Just to add a comment: The VAX ISA does have one-byte and two-byte opcodes. So relying on them as one-byte long would be wrong. And then there's a ton of addressing modes. Plus the oddity of the CASE* instructions.

This all should be working in ghidra.vax

Alas... I really would love to help here. It would be great to have something that helps to dissect machine ROMs

I'm already working on ROMs and I'd be happy to collaborate on http://ghidra-server.org/

kkaempf avatar Jun 28 '23 08:06 kkaempf

Well, I just requested an account on ghidra-server.org. Let's see.

OTOH, as I'm a 100% newbie to Ghidra, my first step should be to get it running. Source builds seem to be not too trivial with Debian as it's missing build tools (at least in the requested version.) And then there's that one outstanding patch. Are there chances those will be merged?
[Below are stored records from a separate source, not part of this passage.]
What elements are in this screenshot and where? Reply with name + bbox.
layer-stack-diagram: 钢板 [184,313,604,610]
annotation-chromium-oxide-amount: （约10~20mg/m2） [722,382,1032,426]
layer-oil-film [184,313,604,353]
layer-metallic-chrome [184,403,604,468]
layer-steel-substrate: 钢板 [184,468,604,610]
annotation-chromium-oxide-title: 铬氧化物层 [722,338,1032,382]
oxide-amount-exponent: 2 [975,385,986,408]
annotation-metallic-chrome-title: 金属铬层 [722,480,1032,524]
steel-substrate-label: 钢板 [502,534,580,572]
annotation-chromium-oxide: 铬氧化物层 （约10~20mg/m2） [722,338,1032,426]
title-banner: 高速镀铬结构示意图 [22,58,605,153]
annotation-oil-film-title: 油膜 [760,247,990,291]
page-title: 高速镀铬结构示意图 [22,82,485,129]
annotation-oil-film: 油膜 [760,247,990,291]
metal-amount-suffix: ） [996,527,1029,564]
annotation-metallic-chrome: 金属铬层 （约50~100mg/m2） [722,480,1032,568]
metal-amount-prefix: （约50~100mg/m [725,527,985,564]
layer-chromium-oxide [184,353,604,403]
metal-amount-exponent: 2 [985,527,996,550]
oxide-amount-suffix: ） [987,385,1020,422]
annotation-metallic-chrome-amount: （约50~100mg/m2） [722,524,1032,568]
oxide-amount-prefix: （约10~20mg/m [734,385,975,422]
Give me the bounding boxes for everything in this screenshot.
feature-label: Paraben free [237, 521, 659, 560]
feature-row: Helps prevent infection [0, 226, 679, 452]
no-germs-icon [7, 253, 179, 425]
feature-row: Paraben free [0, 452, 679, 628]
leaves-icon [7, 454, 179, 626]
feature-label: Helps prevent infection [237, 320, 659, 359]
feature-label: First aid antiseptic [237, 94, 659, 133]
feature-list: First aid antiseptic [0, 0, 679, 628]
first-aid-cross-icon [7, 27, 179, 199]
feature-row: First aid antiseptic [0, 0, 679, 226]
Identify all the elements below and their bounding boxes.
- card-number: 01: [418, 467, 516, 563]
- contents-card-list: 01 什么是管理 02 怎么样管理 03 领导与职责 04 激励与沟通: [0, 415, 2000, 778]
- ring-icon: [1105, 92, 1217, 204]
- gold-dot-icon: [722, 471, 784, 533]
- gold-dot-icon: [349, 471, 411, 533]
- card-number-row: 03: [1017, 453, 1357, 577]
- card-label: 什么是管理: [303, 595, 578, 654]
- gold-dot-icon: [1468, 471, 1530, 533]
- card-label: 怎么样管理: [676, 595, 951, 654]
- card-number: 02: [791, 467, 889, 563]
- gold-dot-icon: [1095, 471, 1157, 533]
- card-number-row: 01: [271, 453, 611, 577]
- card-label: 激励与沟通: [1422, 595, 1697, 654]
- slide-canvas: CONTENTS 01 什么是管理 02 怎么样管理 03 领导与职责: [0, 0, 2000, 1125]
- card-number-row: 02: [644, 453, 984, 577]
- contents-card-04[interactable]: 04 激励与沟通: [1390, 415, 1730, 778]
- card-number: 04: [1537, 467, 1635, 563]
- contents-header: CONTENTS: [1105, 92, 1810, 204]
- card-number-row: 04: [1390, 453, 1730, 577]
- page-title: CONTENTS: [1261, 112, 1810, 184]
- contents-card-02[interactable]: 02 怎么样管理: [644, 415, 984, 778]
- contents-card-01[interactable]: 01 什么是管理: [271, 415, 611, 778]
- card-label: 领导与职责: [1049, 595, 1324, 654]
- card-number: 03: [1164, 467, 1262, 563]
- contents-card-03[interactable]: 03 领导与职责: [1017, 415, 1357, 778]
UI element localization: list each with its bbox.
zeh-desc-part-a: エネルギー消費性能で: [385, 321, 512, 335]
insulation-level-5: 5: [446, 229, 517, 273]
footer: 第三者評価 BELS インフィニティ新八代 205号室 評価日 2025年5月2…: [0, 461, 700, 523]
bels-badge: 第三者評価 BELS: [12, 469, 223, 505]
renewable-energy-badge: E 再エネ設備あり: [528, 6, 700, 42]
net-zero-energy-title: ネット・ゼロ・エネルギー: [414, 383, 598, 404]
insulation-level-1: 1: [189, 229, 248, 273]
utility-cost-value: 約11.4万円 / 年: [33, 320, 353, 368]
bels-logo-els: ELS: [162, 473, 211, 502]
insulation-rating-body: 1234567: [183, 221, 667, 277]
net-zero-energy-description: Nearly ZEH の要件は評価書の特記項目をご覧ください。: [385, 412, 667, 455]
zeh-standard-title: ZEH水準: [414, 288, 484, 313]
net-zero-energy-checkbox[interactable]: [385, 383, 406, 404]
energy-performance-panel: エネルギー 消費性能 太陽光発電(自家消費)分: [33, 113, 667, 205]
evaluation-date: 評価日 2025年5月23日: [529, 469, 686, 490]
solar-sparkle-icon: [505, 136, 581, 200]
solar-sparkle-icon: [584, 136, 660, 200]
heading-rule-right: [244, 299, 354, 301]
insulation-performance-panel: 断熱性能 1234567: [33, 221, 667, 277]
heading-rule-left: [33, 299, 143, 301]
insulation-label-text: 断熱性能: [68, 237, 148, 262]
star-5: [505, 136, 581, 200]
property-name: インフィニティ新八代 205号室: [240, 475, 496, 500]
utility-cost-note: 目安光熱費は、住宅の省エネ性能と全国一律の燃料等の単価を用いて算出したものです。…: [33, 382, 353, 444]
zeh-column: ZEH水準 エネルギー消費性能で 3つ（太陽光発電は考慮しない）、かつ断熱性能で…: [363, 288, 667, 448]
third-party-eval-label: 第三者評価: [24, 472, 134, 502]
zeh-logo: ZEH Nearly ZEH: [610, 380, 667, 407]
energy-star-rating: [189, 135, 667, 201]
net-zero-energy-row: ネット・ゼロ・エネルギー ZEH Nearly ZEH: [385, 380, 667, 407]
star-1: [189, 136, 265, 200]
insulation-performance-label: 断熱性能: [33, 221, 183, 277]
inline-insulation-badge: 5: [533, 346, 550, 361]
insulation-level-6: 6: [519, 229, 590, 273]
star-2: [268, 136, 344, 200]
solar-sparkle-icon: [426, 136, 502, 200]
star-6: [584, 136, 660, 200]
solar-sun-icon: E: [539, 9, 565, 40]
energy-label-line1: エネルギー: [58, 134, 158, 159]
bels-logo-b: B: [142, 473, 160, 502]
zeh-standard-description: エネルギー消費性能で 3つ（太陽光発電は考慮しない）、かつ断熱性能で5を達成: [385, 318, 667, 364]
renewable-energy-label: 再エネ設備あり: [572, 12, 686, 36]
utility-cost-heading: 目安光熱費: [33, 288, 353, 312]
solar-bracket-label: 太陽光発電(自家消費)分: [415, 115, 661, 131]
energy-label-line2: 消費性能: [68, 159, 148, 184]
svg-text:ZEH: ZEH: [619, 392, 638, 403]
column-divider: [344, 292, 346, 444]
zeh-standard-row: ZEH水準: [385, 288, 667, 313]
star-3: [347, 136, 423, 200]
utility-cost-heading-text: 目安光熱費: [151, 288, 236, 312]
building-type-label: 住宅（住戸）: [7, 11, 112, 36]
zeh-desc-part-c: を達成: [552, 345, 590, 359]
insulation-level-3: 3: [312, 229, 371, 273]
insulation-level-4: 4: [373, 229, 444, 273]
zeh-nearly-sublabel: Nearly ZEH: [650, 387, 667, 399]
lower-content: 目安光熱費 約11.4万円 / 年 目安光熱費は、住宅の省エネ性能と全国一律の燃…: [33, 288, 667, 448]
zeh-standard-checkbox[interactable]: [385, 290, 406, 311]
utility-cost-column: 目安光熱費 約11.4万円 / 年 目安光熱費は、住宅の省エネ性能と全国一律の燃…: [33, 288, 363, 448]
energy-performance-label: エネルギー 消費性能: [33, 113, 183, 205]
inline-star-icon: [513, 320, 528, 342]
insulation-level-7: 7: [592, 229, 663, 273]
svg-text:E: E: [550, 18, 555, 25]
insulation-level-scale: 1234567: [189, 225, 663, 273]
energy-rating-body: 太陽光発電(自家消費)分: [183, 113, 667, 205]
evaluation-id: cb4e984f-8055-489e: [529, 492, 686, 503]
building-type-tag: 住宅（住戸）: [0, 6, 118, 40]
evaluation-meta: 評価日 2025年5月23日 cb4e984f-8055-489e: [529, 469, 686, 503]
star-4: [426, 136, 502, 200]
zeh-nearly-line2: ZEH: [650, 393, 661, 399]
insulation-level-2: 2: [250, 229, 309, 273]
At least it doesn't look as if it would break anything else.

jbglaw avatar Jun 28 '23 09:06 jbglaw

Well, I just requested an account on ghidra-server.org. Let's see.

🤞🏻

OTOH, as I'm a 100% newbie to Ghidra, my first step should be to get it running. Source builds seem to be not too trivial with Debian as it's missing build tools (at least in the requested version.)

If you're not afraid of downloading binaries (like gradle) on your machine, building should be as simple as

gradle \
  -Dfile.encoding=UTF-8 \
  --project-prop finalRelease=true \
  buildNatives_linux64

This will give you a .tar file which you can extract locally and start ghidra from there.

And then there's that one outstanding patch. Are there chances those will be merged?

Ghidra (the project) is generally slow in merging outside contributions :-/

At least it doesn't look as if it would break anything else.

Certainly not. It's just exposing a value that is already tracked internally.

kkaempf avatar Jun 28 '23 11:06 kkaempf

gradle is the issue here. But I think I'll give it a try in a Docker container. Maybe wrap a script around it to have a nice receipt for getting the final tarball.

jbglaw avatar Jun 28 '23 12:06 jbglaw

So let's hope that this other PR is merged, and thereafter maybe the VAX CPU description. I'll try to get it working locally. :)

jbglaw avatar Jun 28 '23 12:06 jbglaw

Successfully built Ghidra (plain upstream sources, though with buildGhidra instead of buildNatives_linux64. The resulting ZIP file contains a working Ghidra afterwards. Next step is to pull in your patch and the VAX CPU description.

jbglaw avatar Jun 29 '23 09:06 jbglaw